Florian Heukäufer von der VLB berichtete, wie eine aussagekräftige Methode zur Bestimmung der Qualität von Mehrwegflaschen-Pools entwickelt und angewendet wird. Zur objektiven Bestimmung des Qualitätsmerkmals Scuffing wurde eine Messung durch Kontrast-Flächenerfassung mittels Digital-Mikroskop entwickelt. Zur neutralen Bewertung von visuell erkennbaren Schäden an Mündung, Körper und Boden der Flaschen wurde ein spezieller Fehlerkatalog entwickelt.

Jan Bergmann stellte vor, wie heute schon der Einsatz von Recyclingpapier für mehrwegfähige Nassleim- und Haftetiketten erfolgreich angewendet wird.
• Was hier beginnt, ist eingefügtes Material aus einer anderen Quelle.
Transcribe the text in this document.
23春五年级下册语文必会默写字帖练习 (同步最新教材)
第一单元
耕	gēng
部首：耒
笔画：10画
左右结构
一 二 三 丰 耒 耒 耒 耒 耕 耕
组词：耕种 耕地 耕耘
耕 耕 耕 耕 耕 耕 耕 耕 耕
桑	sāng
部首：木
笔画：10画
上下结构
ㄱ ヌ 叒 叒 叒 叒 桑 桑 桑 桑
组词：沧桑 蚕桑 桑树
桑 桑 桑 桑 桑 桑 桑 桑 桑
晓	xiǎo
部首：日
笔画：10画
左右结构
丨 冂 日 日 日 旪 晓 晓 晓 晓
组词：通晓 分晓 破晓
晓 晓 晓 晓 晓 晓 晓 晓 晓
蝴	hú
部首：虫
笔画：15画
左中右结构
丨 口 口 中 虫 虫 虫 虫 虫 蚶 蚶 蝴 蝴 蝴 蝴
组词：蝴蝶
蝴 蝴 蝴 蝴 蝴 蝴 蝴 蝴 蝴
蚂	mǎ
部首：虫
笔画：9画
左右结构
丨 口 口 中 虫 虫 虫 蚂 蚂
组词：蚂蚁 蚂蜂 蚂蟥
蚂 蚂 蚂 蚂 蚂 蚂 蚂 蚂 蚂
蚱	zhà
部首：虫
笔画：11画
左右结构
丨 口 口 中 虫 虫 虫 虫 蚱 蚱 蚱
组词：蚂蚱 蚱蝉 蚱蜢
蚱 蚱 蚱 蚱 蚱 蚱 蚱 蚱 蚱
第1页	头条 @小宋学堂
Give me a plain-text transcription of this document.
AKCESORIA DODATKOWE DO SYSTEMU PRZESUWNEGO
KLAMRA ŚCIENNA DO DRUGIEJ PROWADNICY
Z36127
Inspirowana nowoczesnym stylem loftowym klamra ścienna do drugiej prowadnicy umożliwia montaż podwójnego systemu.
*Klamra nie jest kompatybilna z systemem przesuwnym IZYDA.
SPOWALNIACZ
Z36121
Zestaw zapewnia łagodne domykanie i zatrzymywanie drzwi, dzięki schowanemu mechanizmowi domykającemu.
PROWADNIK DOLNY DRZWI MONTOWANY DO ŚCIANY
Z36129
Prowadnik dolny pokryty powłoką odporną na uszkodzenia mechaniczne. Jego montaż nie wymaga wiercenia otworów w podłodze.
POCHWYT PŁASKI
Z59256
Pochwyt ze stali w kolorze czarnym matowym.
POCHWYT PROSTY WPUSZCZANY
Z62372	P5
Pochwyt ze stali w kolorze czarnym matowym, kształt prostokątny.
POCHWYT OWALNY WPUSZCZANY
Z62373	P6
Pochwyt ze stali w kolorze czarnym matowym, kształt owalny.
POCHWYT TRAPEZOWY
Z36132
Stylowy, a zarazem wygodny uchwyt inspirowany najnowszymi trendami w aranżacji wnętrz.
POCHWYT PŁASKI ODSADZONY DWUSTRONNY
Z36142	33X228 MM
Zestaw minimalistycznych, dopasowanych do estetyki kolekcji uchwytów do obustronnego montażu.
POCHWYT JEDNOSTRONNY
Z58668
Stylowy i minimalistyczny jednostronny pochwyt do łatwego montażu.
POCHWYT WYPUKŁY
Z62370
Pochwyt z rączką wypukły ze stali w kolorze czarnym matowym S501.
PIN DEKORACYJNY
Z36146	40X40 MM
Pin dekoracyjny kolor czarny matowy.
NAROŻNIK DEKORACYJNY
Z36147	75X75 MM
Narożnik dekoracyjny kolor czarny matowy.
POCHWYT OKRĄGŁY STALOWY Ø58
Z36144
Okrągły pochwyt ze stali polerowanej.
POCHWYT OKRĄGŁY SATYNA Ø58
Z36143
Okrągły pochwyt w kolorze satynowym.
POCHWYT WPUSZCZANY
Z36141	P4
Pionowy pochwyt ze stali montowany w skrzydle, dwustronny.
Die Firma Steinbeis Papier hat in ihrem Werk eine Recycling- und Produktionslinie aufgebaut, die es ermöglicht, qualitativ hochwertige Papiere aus 100 % Recyclingmaterial zu fertigen. Um in Zukunft die Nachhaltigkeit zu erhöhen, ist es wichtig, dass abgelöste Etiketten aus den Flaschenreinigungsmaschinen, die hochwertige Papierfasern enthalten, gesammelt und zu neuen Etiketten verarbeitet werden.

Nach den abschließenden Diskussionen in den beiden Sessions ging eine abwechlungsreiche Fachtagung zu Ende. Ein großer Dank geht an alle Referenten sowie an den Sponsor der Tagung, Renault Trucks, für die Bereitstellung der E-Fahrzeuge. Außerdem bedanken sich die Organisatoren bei den Fachausstellern Trioworld, Signode, envirogroup und F&T LaSiSe, die durch ihre Informationsstände die Veranstaltung bereicherten.